December 3, 2024
Proxy Advisors: The Litigation Saga Continues. . .
The National Association of Manufacturers has filed its brief to appeal a February decision from the D.C. Federal District Court that would vacate the SEC’s 2020 rule to regulate proxy advisors. The rule was premised on the notion that proxy advisor services are a “solicitation” under Rule 14a-1 – and are exempt from information & filing requirements only if they comply with certain conditions, including giving companies an opportunity to review & respond to voting recommendations.
This blog from Cooley’s Cydney Posner reports details from NAM’s brief.
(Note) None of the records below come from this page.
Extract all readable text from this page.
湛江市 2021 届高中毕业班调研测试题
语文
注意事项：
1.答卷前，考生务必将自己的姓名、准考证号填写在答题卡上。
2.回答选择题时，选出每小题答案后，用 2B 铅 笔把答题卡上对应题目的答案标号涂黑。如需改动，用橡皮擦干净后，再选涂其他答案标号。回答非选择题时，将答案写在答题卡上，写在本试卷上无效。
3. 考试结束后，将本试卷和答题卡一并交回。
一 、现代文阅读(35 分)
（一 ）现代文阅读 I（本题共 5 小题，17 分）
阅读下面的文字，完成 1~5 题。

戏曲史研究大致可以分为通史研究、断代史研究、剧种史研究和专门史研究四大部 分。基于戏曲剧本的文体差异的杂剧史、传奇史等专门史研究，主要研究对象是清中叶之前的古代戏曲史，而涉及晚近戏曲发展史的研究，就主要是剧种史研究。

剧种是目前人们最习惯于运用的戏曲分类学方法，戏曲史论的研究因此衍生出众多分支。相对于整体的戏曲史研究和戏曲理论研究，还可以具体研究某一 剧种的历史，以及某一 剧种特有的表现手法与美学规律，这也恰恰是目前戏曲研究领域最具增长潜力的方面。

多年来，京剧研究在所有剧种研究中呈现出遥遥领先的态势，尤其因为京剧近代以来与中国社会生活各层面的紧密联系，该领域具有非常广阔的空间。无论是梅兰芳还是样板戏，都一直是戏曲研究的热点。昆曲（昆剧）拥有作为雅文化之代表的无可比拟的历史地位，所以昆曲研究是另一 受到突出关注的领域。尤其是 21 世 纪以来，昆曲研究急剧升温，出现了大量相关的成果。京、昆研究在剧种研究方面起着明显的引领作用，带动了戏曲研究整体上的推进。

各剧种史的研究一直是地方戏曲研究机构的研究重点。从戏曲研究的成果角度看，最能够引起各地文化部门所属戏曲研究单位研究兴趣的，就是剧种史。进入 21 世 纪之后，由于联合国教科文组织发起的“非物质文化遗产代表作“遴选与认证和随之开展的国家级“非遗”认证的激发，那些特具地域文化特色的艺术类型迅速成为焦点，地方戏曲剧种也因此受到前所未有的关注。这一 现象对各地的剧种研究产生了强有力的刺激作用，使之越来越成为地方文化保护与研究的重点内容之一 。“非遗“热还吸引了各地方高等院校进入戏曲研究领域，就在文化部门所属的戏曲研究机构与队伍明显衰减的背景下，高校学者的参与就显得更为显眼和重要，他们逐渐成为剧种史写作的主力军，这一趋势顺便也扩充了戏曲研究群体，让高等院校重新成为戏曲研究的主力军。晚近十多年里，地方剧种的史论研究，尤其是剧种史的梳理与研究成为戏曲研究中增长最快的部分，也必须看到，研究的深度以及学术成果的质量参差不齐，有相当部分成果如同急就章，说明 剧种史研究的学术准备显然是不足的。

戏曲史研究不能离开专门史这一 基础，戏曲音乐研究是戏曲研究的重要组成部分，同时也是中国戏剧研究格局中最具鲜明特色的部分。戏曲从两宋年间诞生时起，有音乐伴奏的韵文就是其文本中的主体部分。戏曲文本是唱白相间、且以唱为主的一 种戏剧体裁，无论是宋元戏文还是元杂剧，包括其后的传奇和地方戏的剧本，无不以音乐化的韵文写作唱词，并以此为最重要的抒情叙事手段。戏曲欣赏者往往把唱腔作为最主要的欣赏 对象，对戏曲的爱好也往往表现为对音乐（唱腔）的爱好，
Here’s an excerpt:
NAM professed that, in its statutory analysis, the district court made “three fatal errors.” First, NAM claimed, the district court failed to take into account “Congress’s express delegation of authority to the SEC to define statutory terms like ‘solicit.’” Citing Loper Bright (see this PubCo post), NAM contended, “when Congress expressly gives an agency definitional authority, the court must ‘independently identify and respect such delegations of authority, police the outer statutory boundaries of those delegations, and ensure that agencies exercise their discretion consistent with the APA.’”
In adopting its definition of “solicit”—a definition that “falls within the word’s acknowledged range of meanings”—the SEC was acting pursuant to Congress’s delegation, NAM asserted. As a result, NAM argued, the district court “should have ‘respect[ed]’ Congress’s explicit delegation, not overridden it in favor of a narrower interpretation.” This case, NAM argued, “presents a question of statutory construction: whether the SEC’s definitional amendment regarding ‘solicit‘ is consistent with the Exchange Act. That is the Court’s domain, not the SEC’s.”
Second, NAM looked to the “ordinary tools of statutory interpretation” to find a broad meaning for the term “solicit”: according to NAM, this broad scope is supported by contemporaneous authorities, the structure of Section 14(a), the “historical circumstances and remedial purpose of the Exchange Act,” and the “near-century worth of enforcement.”
Third, NAM contended that “the district court rewrote the statute by concluding that the SEC may only regulate proxy solicitors who have an interest in the underlying corporate ballot measure. The Exchange Act contains no such requirement.” Nothing about the term “solicit,” NAM argued, necessarily implies that the solicitor has an underlying interest in the matter submitted for a vote. “If a person asks a shareholder for their proxy—soliciting it in the most literal sense—and then votes based on a coinflip, that person would surely be subject to SEC regulation, despite lacking an interest in the measure’s outcome.
The district court’s conclusion to the contrary yields disastrous and absurd results. The Court should reverse.”
It’s not clear where we’ll go from here with this case and with proxy advisor regulation in general. The 2020 rule was adopted when Jay Clayton chaired the SEC – it was welcomed by companies and resulted from years of advocacy. Unsurprisingly, ISS promptly challenged the rule (and guidance that had preceded it), but the litigation has inched along and been confusing to follow, in part because the SEC partially repealed the rules in 2022. The rollback generated its own wave of lawsuits in the 5th Circuit – with the most recent decision on that front being that the SEC’s 2022 repeal was arbitrary & capricious and the 2020 rule should stay in place. So, that 5th Circuit decision was somewhat at odds with the one that NAM is challenging here, from the D.C. District Court.
Cydney notes that for this case, ISS’s brief is due in mid-January. The SEC had been aligned with NAM in this litigation, but it dropped out of the appeal last spring. This Bloomberg Law article says that the U.S. Chamber of Commerce has filed an amicus brief in support of NAM’s positions.